Hersbach, H., Bell, B., Berrisford, P., Hirahara, S., Horányi, A., Muñoz‐Sabater, J., Nicolas, J., Peubey, C., Radu, R., Schepers, D., Simmons, A., Soci, C., Abdalla, S., Abellan, X., Balsamo, G., Bechtold, P., Biavati, G., Bidlot, J., Bonavita, M., De Chiara, G., Dahlgren, P., Dee, D., Diamantakis, M., Dragani, R., Flemming, J., Forbes, R., Fuentes, M., Geer, A., Haimberger, L., Healy, S., Hogan, R.J., Hólm, E., Janisková, M., Keeley, S., Laloyaux, P., Lopez, P., Lupu, C., Radnoti, G., de Rosnay, P., Rozum, I., Vamborg, F.,Villaume, S., Thépaut, J-N. (2017): Complete ERA5: Fifth generation of ECMWF atmospheric reanalyses of the global climate. Copernicus Climate Change Service (C3S) Data Store (CDS).
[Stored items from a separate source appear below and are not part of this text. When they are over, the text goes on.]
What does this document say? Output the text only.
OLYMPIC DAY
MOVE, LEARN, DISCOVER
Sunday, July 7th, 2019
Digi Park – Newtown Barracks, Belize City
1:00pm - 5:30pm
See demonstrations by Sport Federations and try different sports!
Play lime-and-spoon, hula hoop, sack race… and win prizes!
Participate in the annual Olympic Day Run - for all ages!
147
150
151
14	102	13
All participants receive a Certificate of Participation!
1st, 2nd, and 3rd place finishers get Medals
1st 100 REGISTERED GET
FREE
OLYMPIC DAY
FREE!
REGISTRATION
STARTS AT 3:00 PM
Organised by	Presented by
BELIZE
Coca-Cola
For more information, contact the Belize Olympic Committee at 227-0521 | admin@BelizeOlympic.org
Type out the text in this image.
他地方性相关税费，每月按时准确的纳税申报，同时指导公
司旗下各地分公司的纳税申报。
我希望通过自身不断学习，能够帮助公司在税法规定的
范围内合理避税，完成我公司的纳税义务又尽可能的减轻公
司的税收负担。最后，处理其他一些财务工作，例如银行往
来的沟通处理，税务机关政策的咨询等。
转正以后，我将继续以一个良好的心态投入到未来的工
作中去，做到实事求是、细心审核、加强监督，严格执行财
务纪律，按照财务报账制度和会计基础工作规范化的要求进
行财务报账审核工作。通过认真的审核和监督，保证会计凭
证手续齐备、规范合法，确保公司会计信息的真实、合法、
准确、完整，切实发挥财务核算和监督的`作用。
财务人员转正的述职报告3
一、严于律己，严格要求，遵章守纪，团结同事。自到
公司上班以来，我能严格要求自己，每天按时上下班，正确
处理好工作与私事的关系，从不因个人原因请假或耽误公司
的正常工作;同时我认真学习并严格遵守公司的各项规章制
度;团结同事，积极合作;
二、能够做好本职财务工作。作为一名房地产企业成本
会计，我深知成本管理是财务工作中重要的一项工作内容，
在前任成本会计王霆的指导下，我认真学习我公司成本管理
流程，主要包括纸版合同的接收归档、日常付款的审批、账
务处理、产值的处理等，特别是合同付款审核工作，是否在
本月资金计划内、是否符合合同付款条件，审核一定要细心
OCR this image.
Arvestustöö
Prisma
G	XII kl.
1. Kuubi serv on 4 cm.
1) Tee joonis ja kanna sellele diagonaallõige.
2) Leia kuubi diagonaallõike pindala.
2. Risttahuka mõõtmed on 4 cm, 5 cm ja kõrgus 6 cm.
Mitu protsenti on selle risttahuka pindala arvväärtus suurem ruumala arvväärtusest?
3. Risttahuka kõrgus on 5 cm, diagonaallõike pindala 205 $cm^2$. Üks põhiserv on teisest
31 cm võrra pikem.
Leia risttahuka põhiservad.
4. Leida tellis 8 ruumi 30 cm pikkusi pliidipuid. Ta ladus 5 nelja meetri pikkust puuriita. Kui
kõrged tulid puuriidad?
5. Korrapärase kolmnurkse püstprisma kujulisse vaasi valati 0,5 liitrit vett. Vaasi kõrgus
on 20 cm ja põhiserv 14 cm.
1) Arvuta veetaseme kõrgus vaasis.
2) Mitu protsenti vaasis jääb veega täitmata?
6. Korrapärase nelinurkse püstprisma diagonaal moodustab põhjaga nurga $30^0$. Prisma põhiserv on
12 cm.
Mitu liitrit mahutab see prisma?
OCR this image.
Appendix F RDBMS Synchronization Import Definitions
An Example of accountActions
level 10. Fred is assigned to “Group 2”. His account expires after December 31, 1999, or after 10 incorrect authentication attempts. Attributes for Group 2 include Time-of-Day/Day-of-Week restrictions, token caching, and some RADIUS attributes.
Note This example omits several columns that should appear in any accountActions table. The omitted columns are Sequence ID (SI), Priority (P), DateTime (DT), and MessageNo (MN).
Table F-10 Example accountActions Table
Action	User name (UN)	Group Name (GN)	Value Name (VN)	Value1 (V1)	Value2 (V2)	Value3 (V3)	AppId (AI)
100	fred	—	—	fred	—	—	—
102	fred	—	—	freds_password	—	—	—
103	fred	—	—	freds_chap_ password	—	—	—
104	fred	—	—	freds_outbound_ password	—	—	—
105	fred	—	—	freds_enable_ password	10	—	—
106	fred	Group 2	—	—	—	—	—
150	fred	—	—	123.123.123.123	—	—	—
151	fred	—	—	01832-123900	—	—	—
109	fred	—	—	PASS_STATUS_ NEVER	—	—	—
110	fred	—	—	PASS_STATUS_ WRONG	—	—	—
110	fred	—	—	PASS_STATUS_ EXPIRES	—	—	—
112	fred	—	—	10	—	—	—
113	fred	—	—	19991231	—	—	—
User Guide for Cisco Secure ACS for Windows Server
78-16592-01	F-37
Carver, Robert W, and Merose, Alex. (2023): ARCO-ERA5: An Analysis-Ready Cloud-Optimized Reanalysis Dataset.22nd Conf. on AI for Env. Science, Denver, CO, Amer. Meteo. Soc, 4A.1,https://ams.confex.com/ams/103ANNUAL/meetingapp.cgi/Paper/415842


Kalverla, P., Benedict, I., Weijenborg, C., & van der Ent, R. J. (2024). Atmospheric moisture tracking with WAM2layers v3. EGUsphere, 2024, 1-29.